E se Renzi avesse sbagliato i calcoli e il Pd pigliasse una batosta tremenda?
Ma Renzi vuole andare all’opposizione a tutti i costi, anche a costo di farsi un partito suo. Solo sfilandosi dai casini del governo può pensare di far raffreddare il rancore degli italiani e tornare in auge fra tre, quattro o cinque anni. E comunque il Friuli mostra che un nuovo turno elettorale è forse più pericoloso per il M5s che per gli altri.  

Veniamo al Friuli.
Alle politiche, il M5s ha ottenuto in Friuli il 24,6% dei consensi. Domenica, alle regionali, la lista ha preso il 7,1 e il loro candidato l’11,7. È vero che a livello locale i grillini soffrono sempre, ma il crollo appare esagerato in ogni caso: il Di Maio che pur di entrare a Palazzo Chigi è pronto a sposarsi indifferentemente sia con questi che con quelli deve essere piaciuto poco.
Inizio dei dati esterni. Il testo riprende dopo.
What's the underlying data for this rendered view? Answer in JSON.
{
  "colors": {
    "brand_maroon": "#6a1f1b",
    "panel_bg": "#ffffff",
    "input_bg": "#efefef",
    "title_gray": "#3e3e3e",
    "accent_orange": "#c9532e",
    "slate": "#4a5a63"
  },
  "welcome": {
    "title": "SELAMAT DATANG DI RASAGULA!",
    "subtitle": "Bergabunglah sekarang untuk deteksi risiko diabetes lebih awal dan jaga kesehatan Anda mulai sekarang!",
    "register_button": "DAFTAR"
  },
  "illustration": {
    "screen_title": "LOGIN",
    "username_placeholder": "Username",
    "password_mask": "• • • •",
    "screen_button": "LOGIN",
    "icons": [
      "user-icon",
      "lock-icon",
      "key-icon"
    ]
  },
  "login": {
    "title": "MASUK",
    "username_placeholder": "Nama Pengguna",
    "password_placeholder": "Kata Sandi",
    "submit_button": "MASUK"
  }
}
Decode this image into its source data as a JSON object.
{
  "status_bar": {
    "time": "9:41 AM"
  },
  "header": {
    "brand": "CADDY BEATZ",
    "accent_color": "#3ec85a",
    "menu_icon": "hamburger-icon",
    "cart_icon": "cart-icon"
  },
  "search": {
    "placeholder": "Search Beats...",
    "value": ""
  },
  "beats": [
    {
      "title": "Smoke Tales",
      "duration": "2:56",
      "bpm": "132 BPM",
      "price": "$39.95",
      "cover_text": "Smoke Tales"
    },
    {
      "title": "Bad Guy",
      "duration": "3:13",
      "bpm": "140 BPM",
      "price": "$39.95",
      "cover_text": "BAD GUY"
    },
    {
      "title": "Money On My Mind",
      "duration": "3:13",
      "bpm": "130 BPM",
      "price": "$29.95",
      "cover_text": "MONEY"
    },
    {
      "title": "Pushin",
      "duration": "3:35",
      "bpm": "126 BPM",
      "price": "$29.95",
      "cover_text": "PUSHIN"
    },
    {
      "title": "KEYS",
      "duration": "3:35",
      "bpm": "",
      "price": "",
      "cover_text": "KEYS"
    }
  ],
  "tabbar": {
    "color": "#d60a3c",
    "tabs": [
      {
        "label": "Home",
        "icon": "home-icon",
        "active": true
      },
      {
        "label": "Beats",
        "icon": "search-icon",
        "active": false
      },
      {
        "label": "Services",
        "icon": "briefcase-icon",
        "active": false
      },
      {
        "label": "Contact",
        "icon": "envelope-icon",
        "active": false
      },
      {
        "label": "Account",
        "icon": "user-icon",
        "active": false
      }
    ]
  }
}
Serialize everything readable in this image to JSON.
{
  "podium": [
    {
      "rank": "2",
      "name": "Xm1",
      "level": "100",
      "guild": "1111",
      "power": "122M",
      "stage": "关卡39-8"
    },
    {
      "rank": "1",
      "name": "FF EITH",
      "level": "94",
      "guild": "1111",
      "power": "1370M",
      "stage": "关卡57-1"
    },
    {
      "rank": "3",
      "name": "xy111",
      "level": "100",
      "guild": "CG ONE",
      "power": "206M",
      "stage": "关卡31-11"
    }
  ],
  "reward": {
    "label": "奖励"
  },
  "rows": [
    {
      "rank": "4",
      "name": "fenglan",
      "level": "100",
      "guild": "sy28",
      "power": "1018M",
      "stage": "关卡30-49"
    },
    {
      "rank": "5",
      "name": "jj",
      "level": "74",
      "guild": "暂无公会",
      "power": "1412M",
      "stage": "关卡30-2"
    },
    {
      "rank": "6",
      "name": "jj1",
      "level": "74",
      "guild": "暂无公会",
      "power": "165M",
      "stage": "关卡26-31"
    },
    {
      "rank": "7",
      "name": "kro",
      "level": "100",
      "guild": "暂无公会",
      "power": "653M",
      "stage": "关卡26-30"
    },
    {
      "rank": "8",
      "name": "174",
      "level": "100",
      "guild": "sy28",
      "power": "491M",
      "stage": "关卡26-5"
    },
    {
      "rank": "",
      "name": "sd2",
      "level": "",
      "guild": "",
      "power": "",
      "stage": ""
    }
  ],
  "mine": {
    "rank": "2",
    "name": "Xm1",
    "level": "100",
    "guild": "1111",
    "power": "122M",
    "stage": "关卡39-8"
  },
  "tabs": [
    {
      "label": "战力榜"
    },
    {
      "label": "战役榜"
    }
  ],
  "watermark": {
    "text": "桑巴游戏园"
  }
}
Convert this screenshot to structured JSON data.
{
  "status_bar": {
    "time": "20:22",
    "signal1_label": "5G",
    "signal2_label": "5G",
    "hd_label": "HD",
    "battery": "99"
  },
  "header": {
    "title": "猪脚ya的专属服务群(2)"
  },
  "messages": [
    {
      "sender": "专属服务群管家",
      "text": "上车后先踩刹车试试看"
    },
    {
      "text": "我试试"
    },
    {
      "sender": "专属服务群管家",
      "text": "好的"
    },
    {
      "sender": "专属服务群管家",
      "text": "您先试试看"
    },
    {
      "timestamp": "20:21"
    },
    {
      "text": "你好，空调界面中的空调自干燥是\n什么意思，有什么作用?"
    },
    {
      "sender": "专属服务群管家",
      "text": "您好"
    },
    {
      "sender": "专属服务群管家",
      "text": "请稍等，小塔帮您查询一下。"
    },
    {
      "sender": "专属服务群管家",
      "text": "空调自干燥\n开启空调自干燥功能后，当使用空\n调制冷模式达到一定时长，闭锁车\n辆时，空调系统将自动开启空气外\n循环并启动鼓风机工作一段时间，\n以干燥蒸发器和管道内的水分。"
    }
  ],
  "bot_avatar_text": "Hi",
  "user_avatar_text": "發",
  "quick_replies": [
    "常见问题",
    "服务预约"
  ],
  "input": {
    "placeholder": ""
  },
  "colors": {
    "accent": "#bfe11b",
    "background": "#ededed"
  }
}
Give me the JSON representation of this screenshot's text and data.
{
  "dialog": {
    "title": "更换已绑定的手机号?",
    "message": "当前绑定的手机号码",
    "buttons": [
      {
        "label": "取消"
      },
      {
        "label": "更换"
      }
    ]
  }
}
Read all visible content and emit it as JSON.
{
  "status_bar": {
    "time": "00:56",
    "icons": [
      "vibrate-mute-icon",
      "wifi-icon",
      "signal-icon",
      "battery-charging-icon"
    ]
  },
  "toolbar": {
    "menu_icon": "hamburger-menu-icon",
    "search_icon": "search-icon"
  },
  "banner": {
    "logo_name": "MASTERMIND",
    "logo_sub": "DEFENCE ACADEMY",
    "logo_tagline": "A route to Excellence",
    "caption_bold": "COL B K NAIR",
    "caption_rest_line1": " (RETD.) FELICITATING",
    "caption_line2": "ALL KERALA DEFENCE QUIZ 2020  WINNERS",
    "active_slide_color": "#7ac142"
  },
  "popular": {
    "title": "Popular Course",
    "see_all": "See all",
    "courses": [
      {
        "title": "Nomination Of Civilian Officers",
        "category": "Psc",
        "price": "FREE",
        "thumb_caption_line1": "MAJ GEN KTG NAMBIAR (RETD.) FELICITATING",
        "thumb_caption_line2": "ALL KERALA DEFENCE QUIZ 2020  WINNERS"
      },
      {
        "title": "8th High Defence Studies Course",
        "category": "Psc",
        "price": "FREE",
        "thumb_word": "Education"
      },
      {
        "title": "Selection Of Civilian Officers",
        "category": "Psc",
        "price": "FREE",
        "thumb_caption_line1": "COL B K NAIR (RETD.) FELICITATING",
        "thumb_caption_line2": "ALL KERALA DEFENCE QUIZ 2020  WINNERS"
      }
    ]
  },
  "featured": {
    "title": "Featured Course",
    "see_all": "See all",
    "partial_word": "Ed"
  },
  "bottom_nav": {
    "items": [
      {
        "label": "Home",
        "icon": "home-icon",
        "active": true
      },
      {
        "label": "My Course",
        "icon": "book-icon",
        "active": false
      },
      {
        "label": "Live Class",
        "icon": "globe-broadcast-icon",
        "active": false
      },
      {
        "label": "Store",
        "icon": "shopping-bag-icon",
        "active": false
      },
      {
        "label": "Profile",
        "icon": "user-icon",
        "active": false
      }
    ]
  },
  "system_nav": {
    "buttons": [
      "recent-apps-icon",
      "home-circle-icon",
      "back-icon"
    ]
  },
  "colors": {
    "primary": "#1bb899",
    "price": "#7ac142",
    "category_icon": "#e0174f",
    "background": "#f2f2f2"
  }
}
Dall’altra parte c’è il grande successo di Salvini: 57,1% per il nuovo governatore Massimiliano Fedriga e il 35% per la lista. La Lega domina Lombardia, Veneto e Friuli, in Liguria ha un forzista molto amico suo, quando conquisterà il Piemonte avrà in mano tutto il Nord. Questo, avendo cominciato a prendere voti anche al sud. Chi sia il vincitore assoluto di questi 50 giorni di vicende politiche mi pare chiaro.